I am a student of politics and power, and sadly Ribadu was neither a politician, diplomat, nor technocrat. He was just a police officer with visions of becoming the man who erased corruption from the Nigerian lexicon. His Waterloo came when Nigeria’s new president Umaru Yar’Adua was sworn into office in 2007. If Ribadu had been a politician, he would have realised the obvious: that his was a political office and that his remit, his mandate was of a necessity determined by whoever was President. If he was a diplomat, he should have negotiated a compromise between the new Government’s vision and his Commission’s fight against those Nigerians who were bleeding the country dry. If he had been a technocrat Ribadu would not have been blinded by the light shining off the numerous awards and trophies he had collected from international organisations. He would have shied away from journalists and reporters who had built him up as the most powerful person in sub-Saharan Africa and he would have quietly gotten on with his job.
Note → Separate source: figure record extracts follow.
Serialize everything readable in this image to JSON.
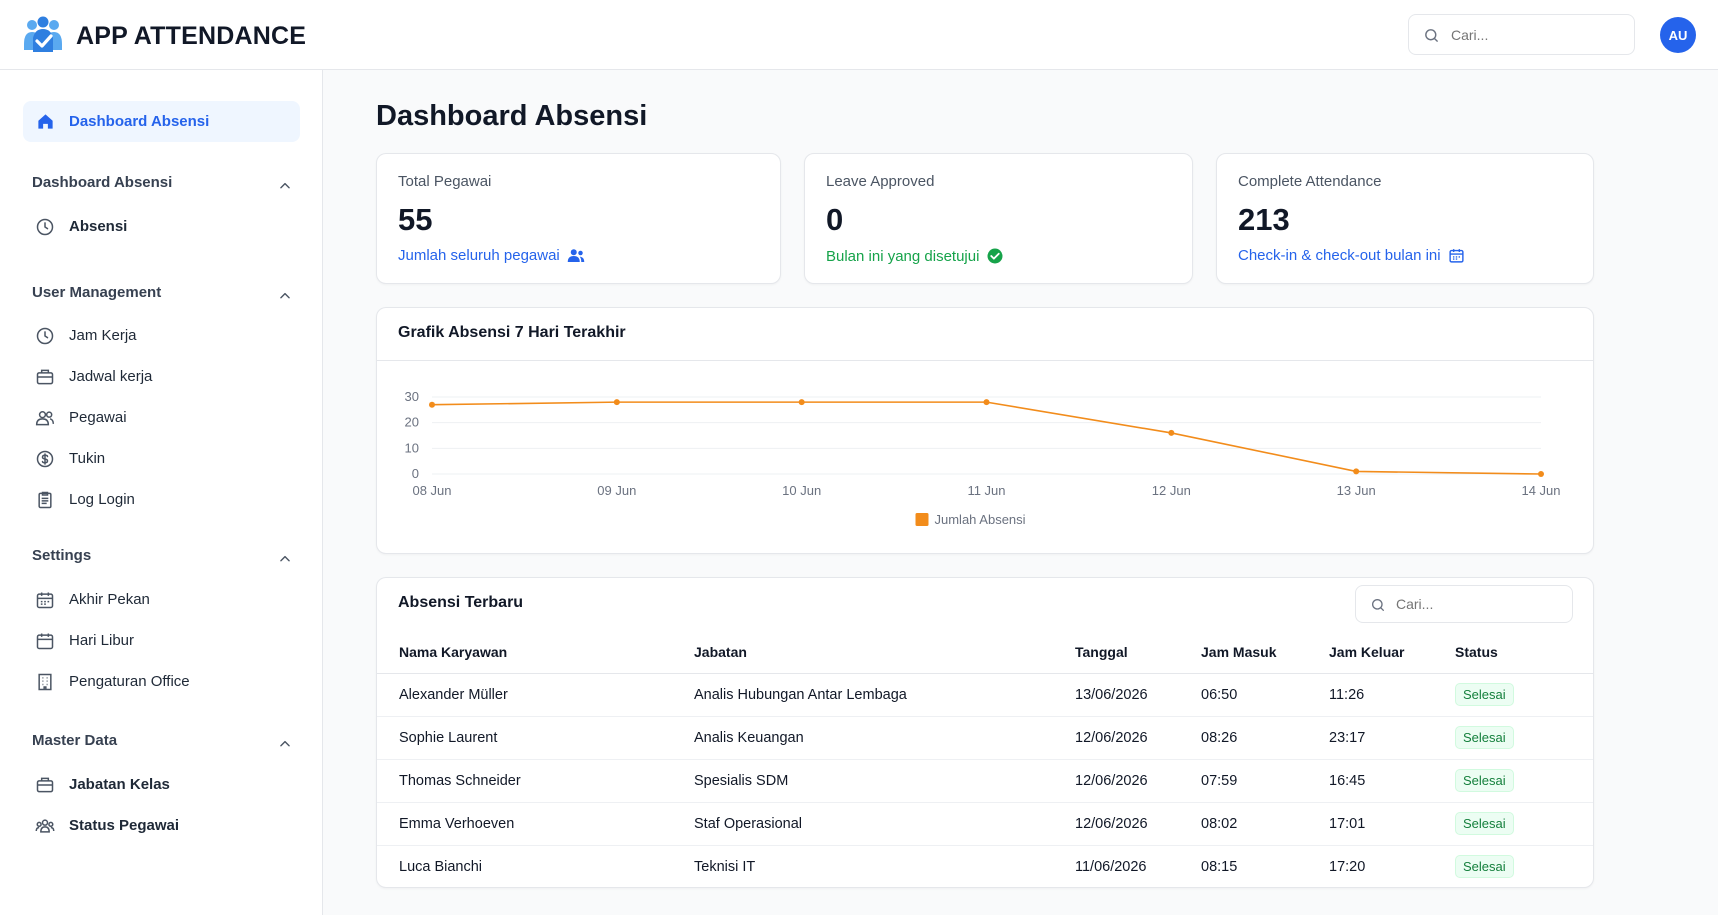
{
  "header": {
    "app_title": "APP ATTENDANCE",
    "search_placeholder": "Cari...",
    "avatar_initials": "AU"
  },
  "sidebar": {
    "active_item": "Dashboard Absensi",
    "groups": [
      {
        "title": "Dashboard Absensi",
        "items": [
          {
            "label": "Absensi",
            "icon": "clock-icon"
          }
        ]
      },
      {
        "title": "User Management",
        "items": [
          {
            "label": "Jam Kerja",
            "icon": "clock-icon"
          },
          {
            "label": "Jadwal kerja",
            "icon": "briefcase-icon"
          },
          {
            "label": "Pegawai",
            "icon": "users-icon"
          },
          {
            "label": "Tukin",
            "icon": "dollar-icon"
          },
          {
            "label": "Log Login",
            "icon": "clipboard-icon"
          }
        ]
      },
      {
        "title": "Settings",
        "items": [
          {
            "label": "Akhir Pekan",
            "icon": "calendar-icon"
          },
          {
            "label": "Hari Libur",
            "icon": "calendar-icon"
          },
          {
            "label": "Pengaturan Office",
            "icon": "building-icon"
          }
        ]
      },
      {
        "title": "Master Data",
        "items": [
          {
            "label": "Jabatan Kelas",
            "icon": "briefcase-icon"
          },
          {
            "label": "Status Pegawai",
            "icon": "users-group-icon"
          }
        ]
      }
    ]
  },
  "main": {
    "page_title": "Dashboard Absensi",
    "stats": [
      {
        "label": "Total Pegawai",
        "value": "55",
        "note": "Jumlah seluruh pegawai",
        "note_color": "#2563eb",
        "icon": "users-icon"
      },
      {
        "label": "Leave Approved",
        "value": "0",
        "note": "Bulan ini yang disetujui",
        "note_color": "#16a34a",
        "icon": "check-circle-icon"
      },
      {
        "label": "Complete Attendance",
        "value": "213",
        "note": "Check-in & check-out bulan ini",
        "note_color": "#2563eb",
        "icon": "calendar-icon"
      }
    ],
    "chart_title": "Grafik Absensi 7 Hari Terakhir",
    "table": {
      "title": "Absensi Terbaru",
      "search_placeholder": "Cari...",
      "columns": [
        "Nama Karyawan",
        "Jabatan",
        "Tanggal",
        "Jam Masuk",
        "Jam Keluar",
        "Status"
      ],
      "rows": [
        [
          "Alexander Müller",
          "Analis Hubungan Antar Lembaga",
          "13/06/2026",
          "06:50",
          "11:26",
          "Selesai"
        ],
        [
          "Sophie Laurent",
          "Analis Keuangan",
          "12/06/2026",
          "08:26",
          "23:17",
          "Selesai"
        ],
        [
          "Thomas Schneider",
          "Spesialis SDM",
          "12/06/2026",
          "07:59",
          "16:45",
          "Selesai"
        ],
        [
          "Emma Verhoeven",
          "Staf Operasional",
          "12/06/2026",
          "08:02",
          "17:01",
          "Selesai"
        ],
        [
          "Luca Bianchi",
          "Teknisi IT",
          "11/06/2026",
          "08:15",
          "17:20",
          "Selesai"
        ]
      ]
    }
  },
  "chart_data": {
    "type": "line",
    "title": "Grafik Absensi 7 Hari Terakhir",
    "categories": [
      "08 Jun",
      "09 Jun",
      "10 Jun",
      "11 Jun",
      "12 Jun",
      "13 Jun",
      "14 Jun"
    ],
    "series": [
      {
        "name": "Jumlah Absensi",
        "values": [
          27,
          28,
          28,
          28,
          16,
          1,
          0
        ],
        "color": "#f28c1b"
      }
    ],
    "yticks": [
      0,
      10,
      20,
      30
    ],
    "ylim": [
      0,
      30
    ],
    "grid": true,
    "legend": "bottom"
  }
}
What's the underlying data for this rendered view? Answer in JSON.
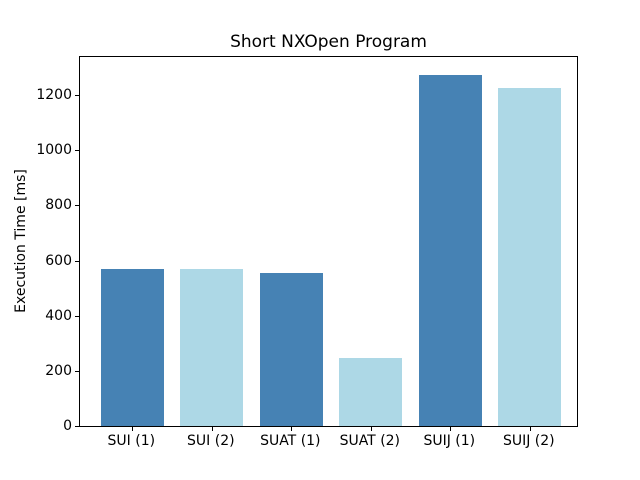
{
  "chart_data": {
    "type": "bar",
    "title": "Short NXOpen Program",
    "xlabel": "",
    "ylabel": "Execution Time [ms]",
    "categories": [
      "SUI (1)",
      "SUI (2)",
      "SUAT (1)",
      "SUAT (2)",
      "SUIJ (1)",
      "SUIJ (2)"
    ],
    "values": [
      569,
      569,
      555,
      246,
      1274,
      1225
    ],
    "bar_colors": [
      "#4682b4",
      "#add8e6",
      "#4682b4",
      "#add8e6",
      "#4682b4",
      "#add8e6"
    ],
    "yticks": [
      0,
      200,
      400,
      600,
      800,
      1000,
      1200
    ],
    "ylim": [
      0,
      1338
    ],
    "grid": false,
    "legend": null,
    "colors": {
      "bar_dark": "#4682b4",
      "bar_light": "#add8e6",
      "spine": "#000000",
      "background": "#ffffff"
    }
  }
}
Anyway, he’s gone now, so happy trails to our anti-corruption tsar. The EFCC will continue throwing thieves into jail, and our war against corruption and money laundering and terrorism (of course) will continue. I’ll accept that whoever fills Ribadu’s shoes will most probably be President Yar’Adua’s stooge. I’m more than happy with that because I feel that a Yar’Adua-stooge is better than having one that may have been Obasanjo’s puppet.

And regardless of the President’s agenda, I 100% believe that coming from where we’ve been as a country, a half-hearted fight against corruption is better than none at all.